Макс Клайзен с улыбкой глядел на нее, такую нежную и чистую после сна, чувствуя, даже не прикасаясь, каждую клеточку ее тела. И от одного этого взгляда Анна почувствовала желание.
- Иди ко мне, - прошептала она и, когда он приблизился, стала тереться об него, такого большого, сильного, любящего.
Порт Йокогама принял пароход 28 ноября 1938 года. Макс и Анна сошли на берег вместе с толпой иностранных туристов, в большинстве своем американцев и немцев, щелкающих фотоаппаратами, разноязычно гудящих, будто гигантский потревоженный улей. Макса вдруг охватила грусть, когда он подсчитал, сколько лет уже не был дома. И сколько еще не будет, потому что там, в далекой Германии, все еще только начиналось…
Он с завистью подумал о Сюндэе Сидзаку, своем радисте, который топал сейчас впереди по трапу и небрежно помахивал чемоданчиком, где сверху лежали обычные пожитки возвращающегося из поездки: смена белья, выходной костюм, бритва, зеркальце, многочисленные сувениры - подарки родным, друзьям, друзьям друзей. Снизу под двойным дном чемоданчика лежала часть аппаратуры радиостанции. Сидзаку возвращался домой, в родную Японию, с ее голубыми горами, подернутыми легкой дымкой и волшебной синевой залива на острове Хонсю. Рядом с заливом, в полукилометре от пустынного желтого пляжа, стоял крохотный, но уютный домик. У отца Сюндэя был парусник, гордый и красивый, с командой из трех человек - самого отца, Сюндэя и его брата Хейко, старшего брата, фактически второго отца, большого и непогрешимо мудрого. Сидзаку давно не видел брата, только изредка от того приходила открытка из Токио, где Хейко служил в полицейском подразделении. Всякий раз, разглядывая фотографию гордого румяного парня в черном форменном мундире с нашивками лейтенанта, отец вздыхал, косясь на Сюндэя. Старший-то в люди выбился, хоть и сын простого рыбака, а вот младший… Впрочем, на судьбу жаловаться никогда не стоит, что бы ни случилось.
Карма.
Две толпы, будто два войска на поле битвы, поплыли навстречу друг другу - прибывшие и встречающие. Черную машину, стоявшую чуть в стороне, у портовых складов, казалось, накрыло волной, будто кораблик в шторм.

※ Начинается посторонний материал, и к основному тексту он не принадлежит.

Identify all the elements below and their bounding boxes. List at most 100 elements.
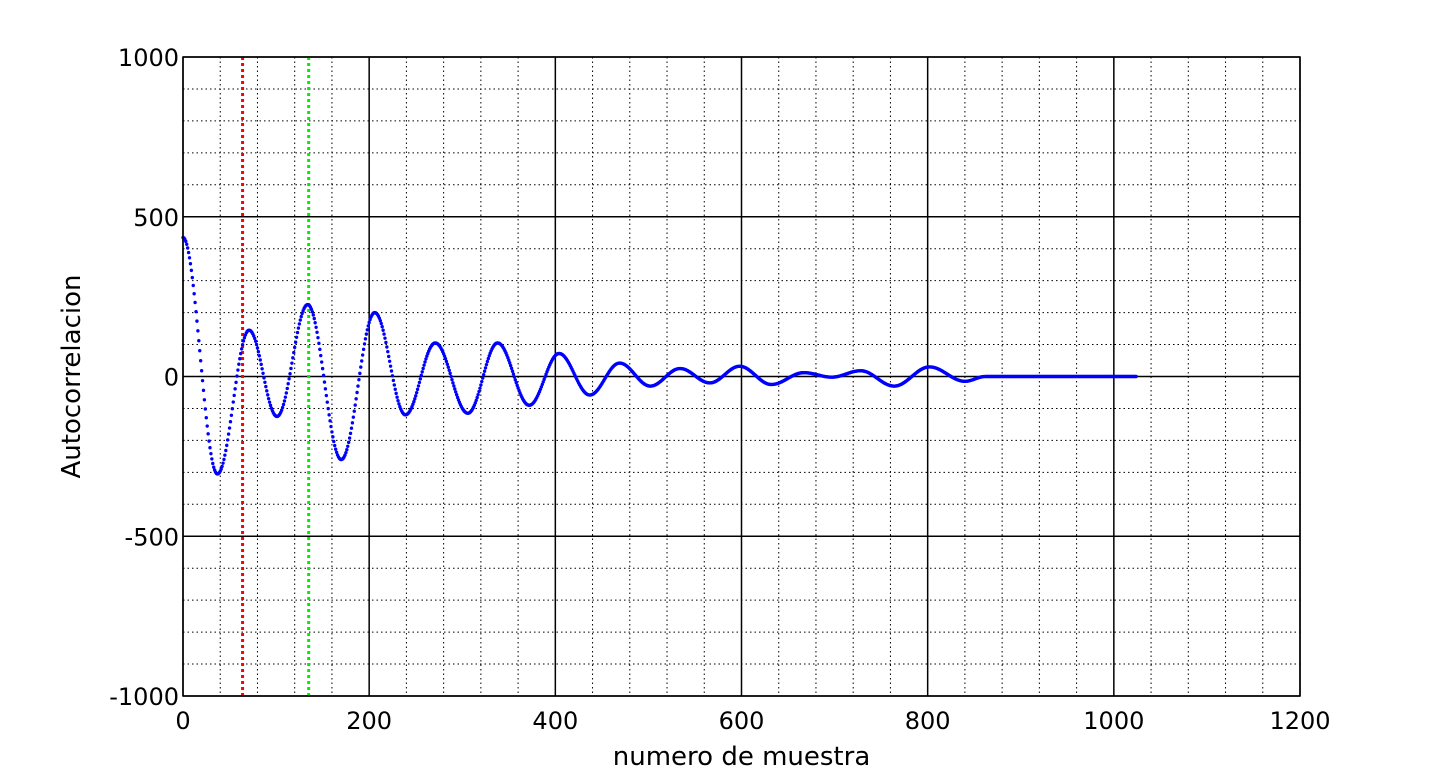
series-point	[266, 393, 270, 397]
plot-frame	[182, 56, 1301, 697]
series-point	[233, 387, 237, 391]
series-point	[295, 330, 300, 335]
series-point	[200, 378, 205, 383]
series-point	[229, 413, 234, 417]
series-point	[293, 340, 298, 344]
y-tick-label: 500	[133, 204, 179, 232]
series-point	[394, 391, 398, 396]
series-point	[281, 402, 286, 407]
series-point	[237, 362, 241, 366]
series-point	[363, 337, 368, 341]
series-point	[321, 373, 326, 378]
series-point	[446, 365, 450, 369]
series-point	[197, 339, 201, 343]
series-point	[317, 341, 321, 346]
series-point	[390, 374, 395, 378]
series-point	[357, 377, 361, 382]
series-point	[220, 464, 224, 469]
series-point	[419, 373, 423, 378]
series-point	[235, 374, 239, 378]
series-point	[185, 242, 189, 246]
series-point	[252, 336, 257, 341]
vertical-markers	[241, 57, 311, 696]
series-point	[378, 319, 383, 323]
y-tick-label: 1000	[118, 44, 179, 72]
series-point	[481, 376, 485, 380]
series-point	[202, 398, 207, 402]
series-point	[358, 371, 362, 376]
series-point	[421, 366, 425, 371]
series-point	[296, 326, 301, 330]
series-point	[287, 377, 291, 381]
series-point	[413, 397, 417, 401]
x-axis-ticks: 0 200 400 600 800 1000 1200	[175, 707, 1330, 735]
series-point	[209, 451, 213, 456]
series-point	[362, 342, 367, 346]
series-point	[187, 256, 192, 260]
series-point	[387, 354, 391, 359]
series-point	[231, 400, 235, 404]
series-point	[349, 426, 354, 430]
series-point	[279, 408, 284, 412]
series-point	[293, 345, 297, 350]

Сидзаку не без труда пробился сквозь людское море к столику таможни и поставил свой чемодан. Сонный чиновник в круглых очках поднял взгляд от бумаг.
- Пожалуйста, ваши документы, господин. Возвращаетесь домой?
- Домой, - улыбнулся Сидзаку.
- Не везете ничего запрещенного?
Сюндэй, сохраняя улыбку, открыл чемодан.
Чиновник начал было копаться в вещах, но сзади к нему подошел еще один, повыше, и указал на очередь, которая выстроилась у стола.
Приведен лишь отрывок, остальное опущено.